Après la fin du protectorat français en 1956, le Maroc, sous l’impulsion des nationalistes de l’Istiqlal, entend reconstituer l’intégrité territoriale d’un « Grand Maroc ». Lequel rassemblerait toutes les terres qui ont « appartenu historiquement » au royaume à une période ou à une autre. Il revendique alors tous les territoires contrôlés par les Espagnols et une partie des territoires contrôlés par la France (portion du Sahara autour de Tindouf et Bechar), ainsi que la Mauritanie.
La Marche verte
L’engagement du processus de décolonisation suscite des tensions entre les parties concernées (Espagne, Maroc, Algérie, Mauritanie). Et il va conduire à la création du Front Polisario en 1973. Le Maroc annonce l’organisation d’une « Marche verte ».
Début novembre 1975, 350 000 civils marocains franchissent pacifiquement la frontière. Le 14 novembre 1975, le gouvernement espagnol signe les accords de Madrid avec le Maroc et la Mauritanie. Le territoire est divisé en deux parties: les 2/3 au nord reviennent au Maroc, le sud à la Mauritanie. Le Front Polisario s’y oppose. Les troupes marocaines et mauritaniennes se déploient.
De son côté, le Front Polisario, qui a proclamé la République arabe sahraouie démocratique en 1976, continue de réclamer, avec le soutien de l’Algérie, la tenue d’un référendum prévu par l’ONU au moment de la signature d’un cessez-le-feu entre les belligérants en 1991. Toutes les tentatives de règlement du conflit ont échoué.
Si les deux principaux protagonistes dans ce conflit, le Maroc et le Front Polisario, se disputent la souveraineté de ce territoire (d’environ 263 450 km²) qui se situe dans l’espace sahélo-saharien; ce conflit a installé les deux principales puissances maghrébines dans une relation de défiance, ponctuée par des accrochages à la frontière.

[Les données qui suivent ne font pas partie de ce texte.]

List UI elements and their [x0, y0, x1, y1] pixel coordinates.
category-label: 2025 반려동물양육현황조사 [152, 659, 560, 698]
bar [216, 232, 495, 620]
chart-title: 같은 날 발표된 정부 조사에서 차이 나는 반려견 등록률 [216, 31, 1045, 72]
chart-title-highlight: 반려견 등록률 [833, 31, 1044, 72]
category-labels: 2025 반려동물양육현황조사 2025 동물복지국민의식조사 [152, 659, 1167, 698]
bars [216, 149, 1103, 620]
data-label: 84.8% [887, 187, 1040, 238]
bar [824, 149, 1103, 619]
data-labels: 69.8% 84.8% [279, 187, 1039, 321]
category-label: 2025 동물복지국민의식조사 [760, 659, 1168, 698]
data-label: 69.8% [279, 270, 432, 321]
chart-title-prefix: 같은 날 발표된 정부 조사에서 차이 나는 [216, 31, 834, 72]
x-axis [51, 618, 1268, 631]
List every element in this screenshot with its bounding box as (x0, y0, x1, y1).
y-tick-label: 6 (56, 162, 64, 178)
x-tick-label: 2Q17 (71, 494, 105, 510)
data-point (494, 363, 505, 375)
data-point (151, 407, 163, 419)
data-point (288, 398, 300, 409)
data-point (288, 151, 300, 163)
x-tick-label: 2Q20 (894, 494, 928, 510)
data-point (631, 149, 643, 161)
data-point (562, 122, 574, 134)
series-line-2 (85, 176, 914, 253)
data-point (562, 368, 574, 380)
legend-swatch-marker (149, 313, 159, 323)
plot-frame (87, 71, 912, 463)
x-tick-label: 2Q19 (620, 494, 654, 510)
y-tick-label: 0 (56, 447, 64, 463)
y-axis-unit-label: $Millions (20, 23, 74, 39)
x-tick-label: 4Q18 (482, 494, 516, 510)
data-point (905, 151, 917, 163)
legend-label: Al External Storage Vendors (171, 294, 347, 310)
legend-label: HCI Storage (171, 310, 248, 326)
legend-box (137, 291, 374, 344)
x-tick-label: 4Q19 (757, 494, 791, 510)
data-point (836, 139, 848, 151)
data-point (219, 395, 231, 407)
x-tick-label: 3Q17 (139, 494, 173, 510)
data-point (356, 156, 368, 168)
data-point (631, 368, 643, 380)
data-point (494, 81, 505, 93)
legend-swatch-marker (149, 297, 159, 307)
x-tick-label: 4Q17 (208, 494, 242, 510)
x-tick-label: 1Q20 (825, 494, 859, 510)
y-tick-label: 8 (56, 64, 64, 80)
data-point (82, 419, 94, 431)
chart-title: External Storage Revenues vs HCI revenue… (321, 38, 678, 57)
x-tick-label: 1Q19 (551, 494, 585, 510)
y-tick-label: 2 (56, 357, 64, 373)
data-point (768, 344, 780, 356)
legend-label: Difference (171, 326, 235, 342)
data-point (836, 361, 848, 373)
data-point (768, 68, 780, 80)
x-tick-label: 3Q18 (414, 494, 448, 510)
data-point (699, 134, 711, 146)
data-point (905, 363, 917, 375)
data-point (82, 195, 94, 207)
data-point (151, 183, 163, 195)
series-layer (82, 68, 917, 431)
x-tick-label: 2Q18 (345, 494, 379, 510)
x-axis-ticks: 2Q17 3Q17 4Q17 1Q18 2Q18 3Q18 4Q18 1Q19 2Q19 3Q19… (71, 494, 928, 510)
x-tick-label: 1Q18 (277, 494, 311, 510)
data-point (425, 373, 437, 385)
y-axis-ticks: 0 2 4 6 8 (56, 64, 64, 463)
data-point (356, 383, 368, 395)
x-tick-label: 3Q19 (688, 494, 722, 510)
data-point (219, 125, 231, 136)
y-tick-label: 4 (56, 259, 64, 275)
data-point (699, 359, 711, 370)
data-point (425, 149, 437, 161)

D’ailleurs, les échanges de feu entre garde-frontières algériens et marocains attestent la persistance et la vigueur de l’antagonisme; ainsi qu’une confrontation directe à Amgala (1976), au Sahara occidental. En effet, après la « guerre des sables », l’Algérie arme les indépendantistes du Front Polisario (financés aussi par la Libye) entré en conflit avec le Maroc.
L’avenir de l’Union du Maghreb arabe en jeu
Au-delà de la coopération bilatérale algéro-marocaine, c’est l’avenir de l’Union du Maghreb arabe qui en jeu. Déjà au ralenti, cette organisation devrait être le levier idoine pour répondre aux enjeux communs de la région: sécurité, réchauffement climatique, etc.
Or la glaciation des relations entre ces deux principales puissances nationales du Maghreb bloquent de facto toute capacité d’action réelle de l’UMA et empêche tout progrès significatif en faveur de l’intégration de la région méditerranéenne. Enfin, le statu quo est propice au développement d’un nouveau foyer de trafics et de bases-arrières pour des groupes djihadistes déjà actifs dans les régions du Sahara (Tunisie, Algérie) et du Sahel.
La sortie de l’impasse est donc impérieuse pour la stabilité et la sécurité de la rive sud-ouest de la Méditerranée. Seul un règlement définitif dans le cadre des Nations Unies contribuera utilement à la sécurité et à la stabilisation de la région sahélo-saharienne.